The UI policy implemented last year is not the “deal” that retirees expected and deserve. The life insurance plan alone has cost us at least $10 million in lost benefits as well as untold millions in health insurance. I will focus on UI’s two early retirement programs (ERIP and VSROP), but will include all retirees classified as emeritus faculty or honored staff. I believe that UI erred when it dramatically changed the retiree’s insurance program without contacting individual ERIP/VSROP participants as stipulated in legal contracts. Jeff and I will also describe the GASB 45 program and why it should not be a consideration for our retiree benefits.
Why am I doing this? I was part of the administration during the ERIP/VSROP programs and retired after 33 years at UI. I feel it is important to try and uphold promises made to faculty and staff who trustingly signed contracts or worked faithfully for many years believing that their compensation included paid life/health insurance after retirement. I know that many retirees are concerned about UI’s new insurance policy and Jeff and I urge you to attend this important meeting.
Earl H. Bennett
Professor Emeritus, former dean, College of Mines and Earth Resources and College of Science
Don’t brush aside the message
The Argonaut story on faculty moral and the Yardley report misrepresented faculty opinion. The story was apparently derived from only two sources, a representative of the AFT (Dr. Nick Gier) and a representative of Faculty Council (Dr. Paul Oman). Although Dr. Gier and Dr. Oman are well meaning and intelligent people, they are not representative of many key faculty constituencies.

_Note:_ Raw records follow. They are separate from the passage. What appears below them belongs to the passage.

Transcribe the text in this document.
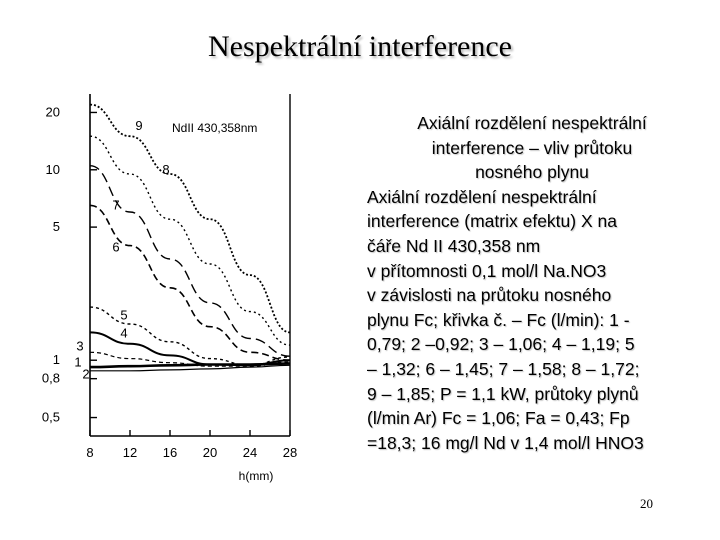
Nespektrální interference
20
10
5
1
0,8
0,5
8 12 16 20 24 28
h(mm)
NdII 430,358nm
1
2
3
4
5
6
7
8
9	Axiální rozdělení nespektrální
interference – vliv průtoku
nosného plynu
Axiální rozdělení nespektrální
interference (matrix efektu) X na
čáře Nd II 430,358 nm
v přítomnosti 0,1 mol/l Na.NO3
v závislosti na průtoku nosného
plynu Fc; křivka č. – Fc (l/min): 1 -
0,79; 2 –0,92; 3 – 1,06; 4 – 1,19; 5
– 1,32; 6 – 1,45; 7 – 1,58; 8 – 1,72;
9 – 1,85; P = 1,1 kW, průtoky plynů
(l/min Ar) Fc = 1,06; Fa = 0,43; Fp
=18,3; 16 mg/l Nd v 1,4 mol/l HNO3
20
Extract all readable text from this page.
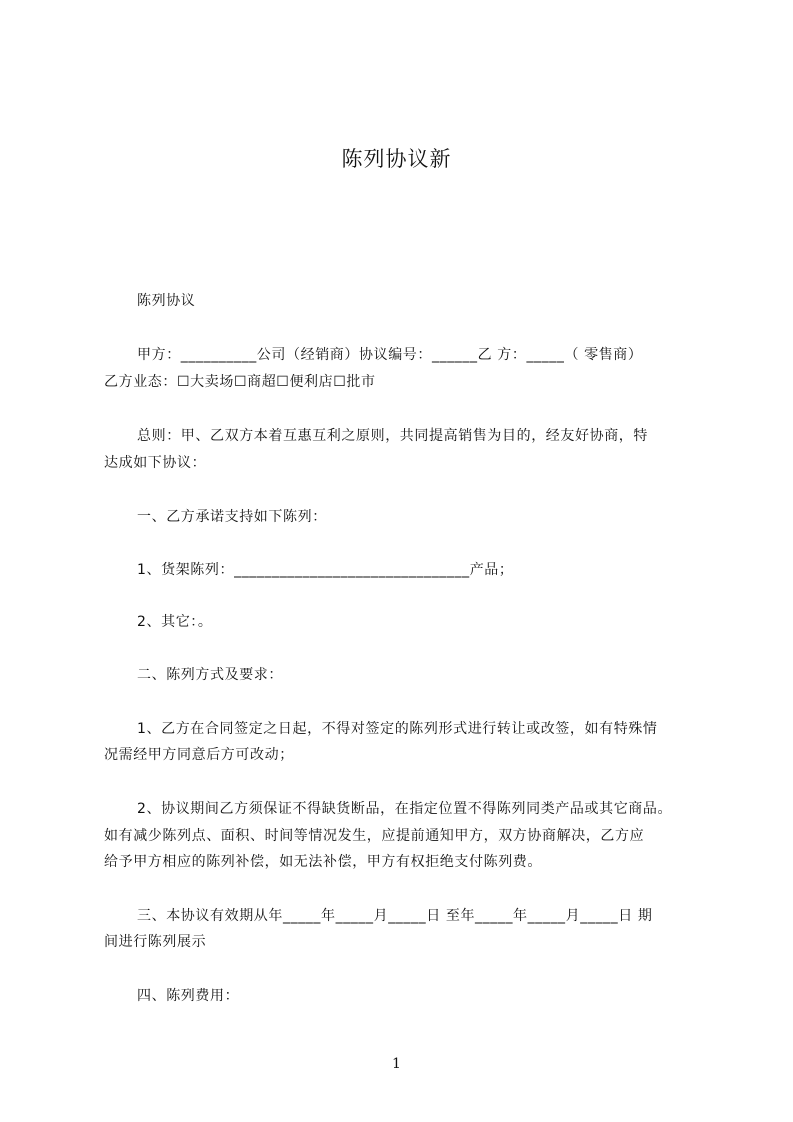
陈列协议新
陈列协议
甲方：__________公司（经销商）协议编号：______乙 方：_____（ 零售商）
乙方业态：☐大卖场☐商超☐便利店☐批市
总则：甲、乙双方本着互惠互利之原则，共同提高销售为目的，经友好协商，特
达成如下协议：
一、乙方承诺支持如下陈列：
1、货架陈列：_______________________________产品；
2、其它：。
二、陈列方式及要求：
1、乙方在合同签定之日起，不得对签定的陈列形式进行转让或改签，如有特殊情
况需经甲方同意后方可改动；
2、协议期间乙方须保证不得缺货断品，在指定位置不得陈列同类产品或其它商品。
如有减少陈列点、面积、时间等情况发生，应提前通知甲方，双方协商解决，乙方应
给予甲方相应的陈列补偿，如无法补偿，甲方有权拒绝支付陈列费。
三、本协议有效期从年_____年_____月_____日 至年_____年_____月_____日 期
间进行陈列展示
四、陈列费用：
1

The AFT has a very small membership at UI, largely because they confuse equal pay with salary equity. Very few faculty would agree to leveling all faculty salaries on campus according to years of service. It is a basic fact that some disciplines command higher salaries. Paying faculty exclusively according to how many years they have stayed at Idaho would lead almost every scientist, engineer, business school, or law school professor to go elsewhere. Gier surely knew that law professors made higher salaries than philosophy professors when he chose to study philosophy. Rather, UI faculty should be paid equitably with comparable faculty at peer institutions. The objective is to keep the best faculty here, not to drive away the ones most in demand.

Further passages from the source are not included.